Saji H, Nakatsuka I, Shiba K, Tokui T, Horiuchi K, Yoshitake A, Torizuka K, Yokoyama A
Faculty of Pharmaceutical Sciences and School of Medicine, Kyoto University, Japan.
Life Sci. 1987 Oct 26;41(17):1999-2006. doi: 10.1016/0024-3205(87)90473-5.

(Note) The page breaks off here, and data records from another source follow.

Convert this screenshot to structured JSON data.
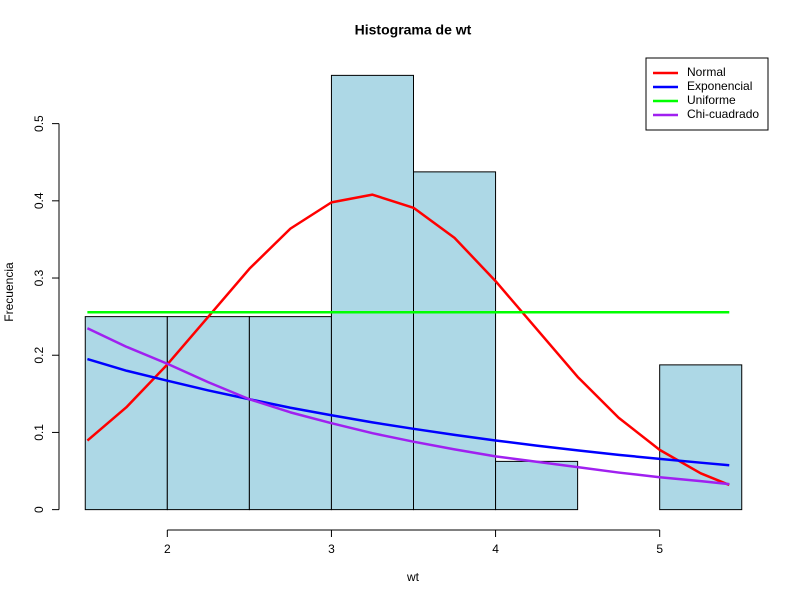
{
  "chart_data": {
    "type": "histogram",
    "title": "Histograma de wt",
    "x_label": "wt",
    "y_label": "Frecuencia",
    "bins": [
      1.5,
      2.0,
      2.5,
      3.0,
      3.5,
      4.0,
      4.5,
      5.0,
      5.5
    ],
    "values": [
      0.25,
      0.25,
      0.25,
      0.5625,
      0.4375,
      0.0625,
      0,
      0.1875
    ],
    "color": "#add8e6",
    "xlim": [
      1.34,
      5.66
    ],
    "ylim": [
      -0.0225,
      0.585
    ],
    "xticks": [
      2,
      3,
      4,
      5
    ],
    "yticks": [
      0.0,
      0.1,
      0.2,
      0.3,
      0.4,
      0.5
    ],
    "legend_position": "top-right",
    "curves_x": [
      1.513,
      1.75,
      2.0,
      2.25,
      2.5,
      2.75,
      3.0,
      3.25,
      3.5,
      3.75,
      4.0,
      4.25,
      4.5,
      4.75,
      5.0,
      5.25,
      5.424
    ],
    "series": [
      {
        "name": "Normal",
        "color": "#ff0000",
        "values": [
          0.0895,
          0.1325,
          0.188,
          0.25,
          0.312,
          0.364,
          0.398,
          0.408,
          0.391,
          0.352,
          0.296,
          0.234,
          0.172,
          0.119,
          0.0774,
          0.047,
          0.032
        ]
      },
      {
        "name": "Exponencial",
        "color": "#0000ff",
        "values": [
          0.195,
          0.18,
          0.167,
          0.1544,
          0.143,
          0.132,
          0.1223,
          0.113,
          0.1047,
          0.0968,
          0.0896,
          0.0829,
          0.0767,
          0.071,
          0.0657,
          0.0608,
          0.0575
        ]
      },
      {
        "name": "Uniforme",
        "color": "#00ff00",
        "values": [
          0.2557,
          0.2557,
          0.2557,
          0.2557,
          0.2557,
          0.2557,
          0.2557,
          0.2557,
          0.2557,
          0.2557,
          0.2557,
          0.2557,
          0.2557,
          0.2557,
          0.2557,
          0.2557,
          0.2557
        ]
      },
      {
        "name": "Chi-cuadrado",
        "color": "#a020f0",
        "values": [
          0.235,
          0.211,
          0.189,
          0.165,
          0.143,
          0.126,
          0.112,
          0.099,
          0.088,
          0.078,
          0.069,
          0.062,
          0.055,
          0.048,
          0.042,
          0.037,
          0.033
        ]
      }
    ]
  }
}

In vivo dopamine receptor binding of the newly synthesized ligand, 125I-2'-iodospiperone (125I-2'-ISP), was studied in mouse brain. The highest accumulation was found in the striatum. Analysis of the striatal homogenate showed the 125I-2'-ISP to be metabolically stable. Furthermore, this striatal binding was saturable and displaced only by dopaminergic drugs. On the other hand, the accumulation in the cortex was as low as that of the cerebellum and uneffected by the administration of serotoninergic drugs and dopaminergic drugs; results assessed by macroautoradiographic studies. Thus, the newly synthesized 125I-2'-ISP presented high affinity for dopamine receptors in vivo and therefore, holds great potential for the in vivo dopamine receptor studies, provided 123I becomes readily available.

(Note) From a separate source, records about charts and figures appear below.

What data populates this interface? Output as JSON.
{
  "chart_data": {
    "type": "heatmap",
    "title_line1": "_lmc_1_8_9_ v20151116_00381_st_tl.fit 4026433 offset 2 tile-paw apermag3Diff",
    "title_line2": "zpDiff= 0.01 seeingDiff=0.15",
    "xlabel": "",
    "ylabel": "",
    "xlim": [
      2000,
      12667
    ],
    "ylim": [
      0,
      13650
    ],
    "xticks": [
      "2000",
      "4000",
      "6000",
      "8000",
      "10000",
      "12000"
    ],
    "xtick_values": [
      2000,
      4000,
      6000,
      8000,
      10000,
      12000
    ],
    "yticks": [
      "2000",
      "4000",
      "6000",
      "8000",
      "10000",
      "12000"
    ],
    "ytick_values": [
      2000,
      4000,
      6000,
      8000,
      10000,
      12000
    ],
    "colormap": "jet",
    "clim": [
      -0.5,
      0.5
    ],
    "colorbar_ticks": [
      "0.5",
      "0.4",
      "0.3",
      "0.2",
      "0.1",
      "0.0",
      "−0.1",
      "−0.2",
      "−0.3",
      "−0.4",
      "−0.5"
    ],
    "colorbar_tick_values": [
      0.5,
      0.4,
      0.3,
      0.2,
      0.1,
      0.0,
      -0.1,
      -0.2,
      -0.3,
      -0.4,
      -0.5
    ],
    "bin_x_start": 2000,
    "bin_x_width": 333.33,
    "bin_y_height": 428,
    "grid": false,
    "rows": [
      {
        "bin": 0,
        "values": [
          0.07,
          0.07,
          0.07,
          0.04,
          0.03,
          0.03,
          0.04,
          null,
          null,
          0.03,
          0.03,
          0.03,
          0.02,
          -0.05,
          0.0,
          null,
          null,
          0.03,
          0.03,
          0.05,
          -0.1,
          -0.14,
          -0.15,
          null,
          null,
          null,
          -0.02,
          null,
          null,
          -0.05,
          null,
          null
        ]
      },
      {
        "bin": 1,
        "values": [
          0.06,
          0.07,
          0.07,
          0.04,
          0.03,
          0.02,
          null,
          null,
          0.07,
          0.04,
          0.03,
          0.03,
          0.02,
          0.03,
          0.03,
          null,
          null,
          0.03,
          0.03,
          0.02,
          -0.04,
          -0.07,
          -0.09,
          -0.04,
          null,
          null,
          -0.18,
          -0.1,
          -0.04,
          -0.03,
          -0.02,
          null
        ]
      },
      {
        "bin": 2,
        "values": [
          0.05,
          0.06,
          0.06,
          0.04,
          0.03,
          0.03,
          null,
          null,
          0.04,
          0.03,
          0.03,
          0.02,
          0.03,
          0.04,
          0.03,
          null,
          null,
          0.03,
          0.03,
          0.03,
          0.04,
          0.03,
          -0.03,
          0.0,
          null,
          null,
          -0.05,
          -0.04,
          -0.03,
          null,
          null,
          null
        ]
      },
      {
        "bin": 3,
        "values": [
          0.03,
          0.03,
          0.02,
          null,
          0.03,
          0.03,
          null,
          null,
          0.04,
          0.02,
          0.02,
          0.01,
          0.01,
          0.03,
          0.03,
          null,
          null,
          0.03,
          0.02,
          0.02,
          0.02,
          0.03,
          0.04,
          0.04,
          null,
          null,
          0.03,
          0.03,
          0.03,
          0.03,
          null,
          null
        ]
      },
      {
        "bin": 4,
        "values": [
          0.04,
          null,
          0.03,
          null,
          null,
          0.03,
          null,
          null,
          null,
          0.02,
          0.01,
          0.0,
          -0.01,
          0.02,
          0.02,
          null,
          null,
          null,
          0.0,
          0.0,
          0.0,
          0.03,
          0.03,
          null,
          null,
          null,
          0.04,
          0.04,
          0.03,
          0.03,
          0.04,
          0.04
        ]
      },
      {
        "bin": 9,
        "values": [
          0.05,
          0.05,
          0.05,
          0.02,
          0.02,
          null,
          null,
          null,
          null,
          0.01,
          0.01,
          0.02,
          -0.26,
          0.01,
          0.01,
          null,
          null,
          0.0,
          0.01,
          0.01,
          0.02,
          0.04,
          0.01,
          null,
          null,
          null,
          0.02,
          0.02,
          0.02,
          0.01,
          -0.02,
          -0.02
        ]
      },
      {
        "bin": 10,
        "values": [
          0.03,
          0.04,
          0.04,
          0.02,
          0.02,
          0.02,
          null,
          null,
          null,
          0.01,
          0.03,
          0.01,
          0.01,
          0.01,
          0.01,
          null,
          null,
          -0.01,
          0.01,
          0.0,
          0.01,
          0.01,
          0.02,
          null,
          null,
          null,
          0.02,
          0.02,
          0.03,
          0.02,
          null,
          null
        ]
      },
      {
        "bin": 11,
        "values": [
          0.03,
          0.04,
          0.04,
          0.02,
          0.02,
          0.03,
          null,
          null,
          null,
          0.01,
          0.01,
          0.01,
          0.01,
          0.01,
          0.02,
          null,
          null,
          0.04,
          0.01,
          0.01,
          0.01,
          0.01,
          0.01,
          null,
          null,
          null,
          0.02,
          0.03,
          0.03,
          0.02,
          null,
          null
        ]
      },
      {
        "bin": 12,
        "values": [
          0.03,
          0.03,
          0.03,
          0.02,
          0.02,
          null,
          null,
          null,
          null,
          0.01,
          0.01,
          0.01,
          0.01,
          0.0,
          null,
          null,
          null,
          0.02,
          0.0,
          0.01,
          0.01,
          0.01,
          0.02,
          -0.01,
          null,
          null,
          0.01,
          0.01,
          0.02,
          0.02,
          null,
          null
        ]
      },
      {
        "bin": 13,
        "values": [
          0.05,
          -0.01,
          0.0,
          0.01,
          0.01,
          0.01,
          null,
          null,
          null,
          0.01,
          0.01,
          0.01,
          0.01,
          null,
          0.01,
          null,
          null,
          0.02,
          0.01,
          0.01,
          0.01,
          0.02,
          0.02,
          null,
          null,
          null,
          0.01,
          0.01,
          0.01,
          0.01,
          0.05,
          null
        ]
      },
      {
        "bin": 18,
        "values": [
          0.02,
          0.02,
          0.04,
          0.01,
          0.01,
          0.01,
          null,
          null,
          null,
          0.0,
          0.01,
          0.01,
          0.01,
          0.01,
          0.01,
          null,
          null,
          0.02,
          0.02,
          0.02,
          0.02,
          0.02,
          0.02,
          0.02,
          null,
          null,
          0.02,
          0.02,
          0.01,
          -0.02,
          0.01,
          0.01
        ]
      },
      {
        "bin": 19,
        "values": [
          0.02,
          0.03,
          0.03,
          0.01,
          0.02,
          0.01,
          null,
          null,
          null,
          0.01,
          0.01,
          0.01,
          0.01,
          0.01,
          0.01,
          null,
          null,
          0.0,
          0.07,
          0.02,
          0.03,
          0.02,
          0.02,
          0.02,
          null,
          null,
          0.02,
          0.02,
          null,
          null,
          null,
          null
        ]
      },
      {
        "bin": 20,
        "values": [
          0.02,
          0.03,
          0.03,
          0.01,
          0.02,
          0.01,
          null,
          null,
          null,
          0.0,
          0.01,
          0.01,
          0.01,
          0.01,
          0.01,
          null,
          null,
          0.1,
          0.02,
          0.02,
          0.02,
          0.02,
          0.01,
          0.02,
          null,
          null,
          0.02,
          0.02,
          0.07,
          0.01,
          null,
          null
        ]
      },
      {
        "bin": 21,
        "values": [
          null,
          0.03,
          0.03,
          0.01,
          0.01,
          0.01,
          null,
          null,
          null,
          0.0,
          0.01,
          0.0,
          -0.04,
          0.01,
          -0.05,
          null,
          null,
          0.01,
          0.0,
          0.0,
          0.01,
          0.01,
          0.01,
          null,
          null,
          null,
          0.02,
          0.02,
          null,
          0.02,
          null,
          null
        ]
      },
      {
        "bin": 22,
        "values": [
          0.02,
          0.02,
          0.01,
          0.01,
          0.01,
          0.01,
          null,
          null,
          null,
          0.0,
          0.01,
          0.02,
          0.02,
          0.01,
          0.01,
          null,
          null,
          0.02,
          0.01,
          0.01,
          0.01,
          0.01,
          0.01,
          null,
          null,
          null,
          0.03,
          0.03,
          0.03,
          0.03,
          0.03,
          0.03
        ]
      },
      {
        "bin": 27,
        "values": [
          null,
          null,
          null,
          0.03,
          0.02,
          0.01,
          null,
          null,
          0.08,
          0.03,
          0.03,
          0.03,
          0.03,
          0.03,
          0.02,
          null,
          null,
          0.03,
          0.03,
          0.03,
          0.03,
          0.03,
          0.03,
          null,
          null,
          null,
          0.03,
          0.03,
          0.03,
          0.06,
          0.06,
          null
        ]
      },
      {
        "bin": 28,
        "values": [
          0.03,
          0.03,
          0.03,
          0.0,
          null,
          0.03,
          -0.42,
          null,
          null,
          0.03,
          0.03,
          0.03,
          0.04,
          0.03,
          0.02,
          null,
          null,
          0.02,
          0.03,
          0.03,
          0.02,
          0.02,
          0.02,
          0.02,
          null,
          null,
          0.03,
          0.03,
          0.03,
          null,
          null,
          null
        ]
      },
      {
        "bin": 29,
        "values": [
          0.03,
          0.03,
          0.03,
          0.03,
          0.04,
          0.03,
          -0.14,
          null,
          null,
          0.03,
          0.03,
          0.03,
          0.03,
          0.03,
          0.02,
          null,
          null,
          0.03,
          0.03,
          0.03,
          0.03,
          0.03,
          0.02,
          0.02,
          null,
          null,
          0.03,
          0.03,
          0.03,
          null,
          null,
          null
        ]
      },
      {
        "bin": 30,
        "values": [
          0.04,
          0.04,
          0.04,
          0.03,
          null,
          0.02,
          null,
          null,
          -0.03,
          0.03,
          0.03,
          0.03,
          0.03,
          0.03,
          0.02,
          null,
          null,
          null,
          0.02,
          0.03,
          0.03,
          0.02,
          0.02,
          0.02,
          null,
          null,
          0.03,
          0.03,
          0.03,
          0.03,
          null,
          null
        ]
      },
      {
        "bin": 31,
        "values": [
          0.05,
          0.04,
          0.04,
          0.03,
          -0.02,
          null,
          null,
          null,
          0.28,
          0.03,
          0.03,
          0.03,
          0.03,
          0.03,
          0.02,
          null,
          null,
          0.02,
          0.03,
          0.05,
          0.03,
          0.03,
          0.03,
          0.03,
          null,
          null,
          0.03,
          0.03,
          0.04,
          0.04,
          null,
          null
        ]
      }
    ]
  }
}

在小鼠脑中研究了新合成配体125I-2'-碘螺哌隆(125I-2'-ISP)的体内多巴胺受体结合情况。发现纹状体中的积累量最高。纹状体匀浆分析表明125I-2'-ISP在代谢上是稳定的。此外,这种纹状体结合是可饱和的,并且仅被多巴胺能药物取代。另一方面,皮层中的积累量与小脑一样低,并且不受血清素能药物和多巴胺能药物给药的影响;通过宏观放射自显影研究评估结果。因此,新合成的125I-2'-ISP在体内对多巴胺受体具有高亲和力,因此,如果123I容易获得,在体内多巴胺受体研究中具有很大潜力。